30946
Failure of Homeostatic Plasticity Caused By Novel Autism Gene-Genome Interactions

Poster Presentation
Friday, May 3, 2019: 11:30 AM-1:30 PM
Room: 710 (Palais des congres de Montreal)
O. Genc1, R. Fetter2, J. Y. An3, Y. Kulik1, S. Sanders3 and G. Davis1, (1)Biochemistry, University of California, San Francisco, San Francisco, CA, (2)Biochemistry & Biophysics, University of California, San Francisco, San Francisco, CA, (3)Psychiatry, University of California San Francisco, San Francisco, CA
Background: Autism spectrum disorder (ASD) has a strong genetic basis and a large number of genes have been identified that confer high risk for ASD in humans. But, it remains unknown how genetic risk translates into the phenotypic severity of ASD for a given individual.

Objectives: We hypothesize that the phenotypic severity of a heterozygous de novo autism gene mutation can be altered/modified by second site, heterozygous loss of function mutations in the genetic background of an individual.

Methods: To test this hypothesis, we took advantage of Drosophila as a model system. First, we demonstrate that heterozygous ASD mutations do not impair baseline synaptic transmission or presynaptic homeostatic plasticity (PHP). Next, we systematically combined a heterozygous ASD mutations with heterozygous chromosomal deletions that uncover defined regions of the Drosophila genome. In each double-heterozygous combination, we assessed the expression of PHP by direct quantification of synaptic transmission, entailing more than one thousand intracellular recordings.

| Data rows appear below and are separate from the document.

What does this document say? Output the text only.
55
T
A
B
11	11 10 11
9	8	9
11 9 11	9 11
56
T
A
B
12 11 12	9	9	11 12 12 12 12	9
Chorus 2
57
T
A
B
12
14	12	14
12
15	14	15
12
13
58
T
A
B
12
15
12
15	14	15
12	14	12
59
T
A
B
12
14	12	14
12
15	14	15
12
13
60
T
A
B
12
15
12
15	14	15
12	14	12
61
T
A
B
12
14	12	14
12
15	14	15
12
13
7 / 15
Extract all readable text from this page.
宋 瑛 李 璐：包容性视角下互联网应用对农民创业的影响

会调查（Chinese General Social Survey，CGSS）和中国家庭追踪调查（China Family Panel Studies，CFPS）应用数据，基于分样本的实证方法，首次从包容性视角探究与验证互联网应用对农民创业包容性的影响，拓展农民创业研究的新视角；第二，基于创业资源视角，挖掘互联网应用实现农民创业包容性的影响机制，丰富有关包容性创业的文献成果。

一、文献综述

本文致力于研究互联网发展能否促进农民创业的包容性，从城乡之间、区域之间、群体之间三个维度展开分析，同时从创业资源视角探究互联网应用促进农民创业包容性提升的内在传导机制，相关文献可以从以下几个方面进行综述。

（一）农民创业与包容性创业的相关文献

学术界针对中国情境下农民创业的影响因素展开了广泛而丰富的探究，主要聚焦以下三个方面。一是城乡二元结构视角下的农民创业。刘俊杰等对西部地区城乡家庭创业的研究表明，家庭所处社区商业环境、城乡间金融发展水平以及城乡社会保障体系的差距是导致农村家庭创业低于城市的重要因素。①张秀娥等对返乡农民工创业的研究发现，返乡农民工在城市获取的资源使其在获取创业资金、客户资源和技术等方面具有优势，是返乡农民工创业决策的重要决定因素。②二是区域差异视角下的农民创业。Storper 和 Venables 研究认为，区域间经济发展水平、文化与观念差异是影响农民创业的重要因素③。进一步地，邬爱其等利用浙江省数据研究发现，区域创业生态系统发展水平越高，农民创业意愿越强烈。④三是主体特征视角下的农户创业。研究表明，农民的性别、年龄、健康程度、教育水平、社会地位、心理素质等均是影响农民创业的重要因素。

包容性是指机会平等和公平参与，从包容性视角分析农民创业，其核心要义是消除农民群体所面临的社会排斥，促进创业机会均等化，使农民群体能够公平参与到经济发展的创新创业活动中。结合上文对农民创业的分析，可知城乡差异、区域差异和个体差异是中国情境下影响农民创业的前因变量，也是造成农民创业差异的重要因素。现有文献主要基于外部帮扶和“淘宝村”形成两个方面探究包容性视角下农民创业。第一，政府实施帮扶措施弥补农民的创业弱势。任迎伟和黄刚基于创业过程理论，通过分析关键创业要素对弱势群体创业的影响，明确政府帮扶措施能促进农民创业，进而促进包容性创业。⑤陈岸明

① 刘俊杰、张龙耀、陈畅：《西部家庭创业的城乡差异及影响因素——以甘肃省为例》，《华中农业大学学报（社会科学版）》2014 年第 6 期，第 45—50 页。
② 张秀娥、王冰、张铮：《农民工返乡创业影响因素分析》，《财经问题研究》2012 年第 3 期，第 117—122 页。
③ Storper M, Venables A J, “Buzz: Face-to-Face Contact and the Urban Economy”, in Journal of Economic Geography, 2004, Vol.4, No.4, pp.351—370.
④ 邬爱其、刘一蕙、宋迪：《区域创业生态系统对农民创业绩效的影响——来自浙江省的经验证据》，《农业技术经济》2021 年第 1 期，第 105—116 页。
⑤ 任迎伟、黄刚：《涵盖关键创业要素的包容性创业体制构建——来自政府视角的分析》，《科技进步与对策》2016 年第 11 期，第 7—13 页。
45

Results: We have screened two thirds of the Drosophila genome and identified 40 loci that impair homeostatic plasticity when combined with a heterozygous autism mutation. We selected five of these loci and tested each against four additional ASD genes; CHD2, CHD8, WDFY3 and ASH1L. Assaying this set of double heterozygous mutant combinations, we discovered that more than two-thirds of the double heterozygous combinations caused impaired homeostatic plasticity. This rate of homeostatic impairment is far greater than predicted by chance (p<0.01x10-13). RNAseq analysis of double heterozygous mutant combinations, and additional phenotypic characterization of double heterozygous mutant at the electrophysiological and ultrastructural levels will be presented.

Conclusions: We propose that impaired homeostatic plasticity could be a common pathophysiology related to the phenotypic severity of ASD caused by a rare de novo mutation in a given individual. By extension, our data may define a means by which diverse categories of ASD gene mutations could converge upon a common human phenotype.